Kevin Farrell, a Californian who heads the London-based publishing

company ClienTel, says ITP is only starting to catch on in

business-to-business marketing. ’Part of the problem is that although

the technology exists, it’s hard to get your hands on it. The majority

of businesses still don’t have the ability to access internet protocols

and telephony protocols down the same line,’ Farrell says.



’In the future you may see more things such as dual browsing, where the

customer calls the agent and their computers are linked so both see the

same screen. The mouse control is temporarily handed over so the

customer can be led through to the relevant information.’



As with most commerce done on the internet, expect the

business-to-business sector to lead the way.



Anyone involved in consumer telephone marketing is riding the wave of

technological advances made more than a decade ago. Tom Lathrop, the

head of operations at Agtel in Freemont, Nebraska, says: ’The most

important advance in our business is the advent of automated dialling

more than ten years ago. Agents no longer had to make calls by hand and

track each call on paper. The systems have become more refined and

integrated with other aspects of the business, but the basic technology

is the same.’



Modern computers have allowed automated-dialling systems to develop

rapidly.



As well as basic dialling and routing functions, the systems can be

sophisticatedly progammed.



’It’s about making contact with the customer in the best possible way,’

Lathrop says. ’Each call is tracked and recorded by result, time and

date.



If the customer says he will be ready to talk to you again on Tuesday at

8pm, the system will not call again until that time.

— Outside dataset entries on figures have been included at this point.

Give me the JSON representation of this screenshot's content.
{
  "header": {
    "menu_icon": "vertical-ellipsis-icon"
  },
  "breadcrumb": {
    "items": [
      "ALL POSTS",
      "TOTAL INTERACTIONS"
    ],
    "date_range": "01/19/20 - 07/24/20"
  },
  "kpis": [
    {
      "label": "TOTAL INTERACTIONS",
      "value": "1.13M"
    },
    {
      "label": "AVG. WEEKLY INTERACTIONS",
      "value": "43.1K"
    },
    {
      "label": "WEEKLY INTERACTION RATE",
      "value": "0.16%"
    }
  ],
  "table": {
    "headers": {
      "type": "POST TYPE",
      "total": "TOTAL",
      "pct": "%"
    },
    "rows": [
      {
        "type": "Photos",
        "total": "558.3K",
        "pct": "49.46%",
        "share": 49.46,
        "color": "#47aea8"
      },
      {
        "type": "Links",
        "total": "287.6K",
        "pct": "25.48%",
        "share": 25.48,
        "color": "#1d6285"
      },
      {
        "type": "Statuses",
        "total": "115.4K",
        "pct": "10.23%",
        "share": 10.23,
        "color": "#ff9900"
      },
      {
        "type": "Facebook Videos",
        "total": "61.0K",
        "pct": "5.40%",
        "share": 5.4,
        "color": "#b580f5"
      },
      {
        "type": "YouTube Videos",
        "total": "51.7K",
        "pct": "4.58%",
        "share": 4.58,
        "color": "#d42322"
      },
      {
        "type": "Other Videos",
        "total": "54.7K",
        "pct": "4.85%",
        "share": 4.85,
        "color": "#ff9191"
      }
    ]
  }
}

’Different time-zones are programmed in so we don’t end up calling

someone across the country at four in the morning. Even things like

weather reports and sporting events get put into the system.



’If they’ve got hurricane warnings in Virginia, the area is blanked off

from our lists. We figure they’ve got more important things to worry

about than renewing a magazine subscription. When there’s a big football

game on TV, you just know that some folks won’t want to be interrupted

to discuss upgrading their credit cards. These things are essential to

our philosophy of CRM.’



Perhaps it’s inevitable that technological advances take time to be

fully exploited and mistakes are made along the way. A recent report

from Fletcher Research bemoans the opportunities lost by companies which

fail to integrate call-centre operations with websites. Its UK survey

showed only one-fifth of companies had any form of human contact via the

website, while only 14 per cent of call-centre operators had internet

access. But while the service providers race to stay in front of the

technological revolution, it’s the clients who have the biggest say in

the quality of CRM.



Interactive voice response technology (IVR), where a call is handled

automatically in response to buttons pressed by the customer,

illustrates this well. The Henley Centre’s associate director, Marcus

Hickman, says: ’I think we are already seeing the beginning of a

backlash against IVR.



The ideal system is to have what we call an IVR tree, where the customer

should have no more than three or four choices. Too many companies have

ended up with IVR forests where customers get lost.’



Companies using IVR or any of the new technologies revolutionising CRM

may be drawn by the prospect of cutting costs. But, Hickman says, while

cost savings are possible, the future of telephone business and CRM in

Europe and the US belongs firmly in human hands - and voices.